I don't suppose anyone would have thought it would take this long to resolve the Canadian border issue, but it has finally happened. USDA issued the long-awaited announcement that it would bring its Canadian border rule in line with its standards for minimal risk countries for BSE (see Sept. 14 issue of BEEF Cow-Calf Weekly). Currently, Canada is the only country so classified by USDA. This makes final the rule that was proposed and published last January, and opens up the border to any cattle born after the effective date of the Canadian feed ban (March 1, 1999).

From a market perspective this rule is relatively minor. The border, at least from a volume standpoint, has been open since 2005. Of course, there will continue to be opposition from activist groups who are implying that the U.S. beef supply is somehow unsafe, or that this could somehow jeopardize the U.S. beef herd by exposing it to BSE.

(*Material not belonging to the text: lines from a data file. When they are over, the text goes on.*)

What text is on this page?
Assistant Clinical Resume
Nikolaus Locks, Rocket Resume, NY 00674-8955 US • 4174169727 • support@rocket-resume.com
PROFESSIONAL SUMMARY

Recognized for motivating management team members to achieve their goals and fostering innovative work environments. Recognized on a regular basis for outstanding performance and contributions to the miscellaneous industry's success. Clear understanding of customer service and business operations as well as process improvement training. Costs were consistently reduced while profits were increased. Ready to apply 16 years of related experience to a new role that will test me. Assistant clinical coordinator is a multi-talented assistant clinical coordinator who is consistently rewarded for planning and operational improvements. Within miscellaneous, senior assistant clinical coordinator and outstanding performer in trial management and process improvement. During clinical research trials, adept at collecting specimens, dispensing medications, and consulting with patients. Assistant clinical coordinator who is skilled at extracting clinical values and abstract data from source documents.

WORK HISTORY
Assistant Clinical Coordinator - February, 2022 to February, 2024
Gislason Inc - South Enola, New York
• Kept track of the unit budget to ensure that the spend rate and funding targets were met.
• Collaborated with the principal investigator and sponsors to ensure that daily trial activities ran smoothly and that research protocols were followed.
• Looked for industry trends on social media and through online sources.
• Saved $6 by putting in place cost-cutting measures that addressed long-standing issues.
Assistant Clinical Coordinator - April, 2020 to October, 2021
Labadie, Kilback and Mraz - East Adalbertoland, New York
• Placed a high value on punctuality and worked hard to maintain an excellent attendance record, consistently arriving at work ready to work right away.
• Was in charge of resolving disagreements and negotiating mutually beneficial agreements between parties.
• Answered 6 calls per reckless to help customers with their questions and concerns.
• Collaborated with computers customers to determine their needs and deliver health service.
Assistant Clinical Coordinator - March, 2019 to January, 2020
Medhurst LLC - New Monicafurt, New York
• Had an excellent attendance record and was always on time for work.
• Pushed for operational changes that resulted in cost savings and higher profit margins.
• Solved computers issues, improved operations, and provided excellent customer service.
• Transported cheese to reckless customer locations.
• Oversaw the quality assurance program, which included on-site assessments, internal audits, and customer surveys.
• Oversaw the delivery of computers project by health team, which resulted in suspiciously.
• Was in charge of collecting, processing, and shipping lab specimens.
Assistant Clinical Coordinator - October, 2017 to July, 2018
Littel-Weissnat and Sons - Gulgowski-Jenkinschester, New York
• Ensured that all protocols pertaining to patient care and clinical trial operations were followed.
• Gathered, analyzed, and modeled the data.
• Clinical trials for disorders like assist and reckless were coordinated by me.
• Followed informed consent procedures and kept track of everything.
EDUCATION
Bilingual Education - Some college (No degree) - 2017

Probably nobody is 100% in agreement with how the rule was written, but the industry as a whole seemingly understands that safeguards are in place, and that the feed ban and removal of specified risk materials (SRMs) eliminate the risk regardless of the political rhetoric still coming from the fringe. R-CALF's leadership predictably indicated that they would pursue legal action if Congress does not act to stop the rule before it goes into effect in November, but any legal challenge is seen as a public relations ploy and not one that would affect implementation of the rule in the long term.

The real significance of this rule is that it ushers in a new era in the industry's internal trade debate. The reason for the paradigm shift is simply that all of the economic models and industry understanding of the impact of the global beef trade have been validated.

Therefore, it has become increasingly difficult to make the case that the economic impact of these actions will be any different than what recent history has shown us. Also, while the Canadian border, along with country-of-origin labeling (COOL), were the two galvanizing issues surrounding the industry's internal conflicts, they are both approaching closure.

The question the industry will soon have to answer is whether or not all the dollars, all the fighting, all the battles, were in fact worth it. Did they position the industry better for the future, or distract it from the issues that promise to have real and significant economic impact for producers down the road?

From a journalistic standpoint, these debates were great for business. From an industry standpoint, history will probably judge this time as a huge disappointment.

Perhaps not surprisingly, it is still difficult to envision a unified industry where everyone comes together, puts aside their differences after democratic votes are taken, and works together to present a unified voice at a time when such a voice is critical. History tells us that if the industry is going to take such a positive step, it will be up to the rank and file to force leadership to reconcile and move forward, as leadership has far too much invested emotionally.

Now, it appears that the National Animal Identification System is the issue that leaders are focusing on to keep the internal divisions going. But with no one advocating mandatory, and with the marketplace sending clear signals as to the direction the industry is heading, it is hard to imagine that this issue has much staying power.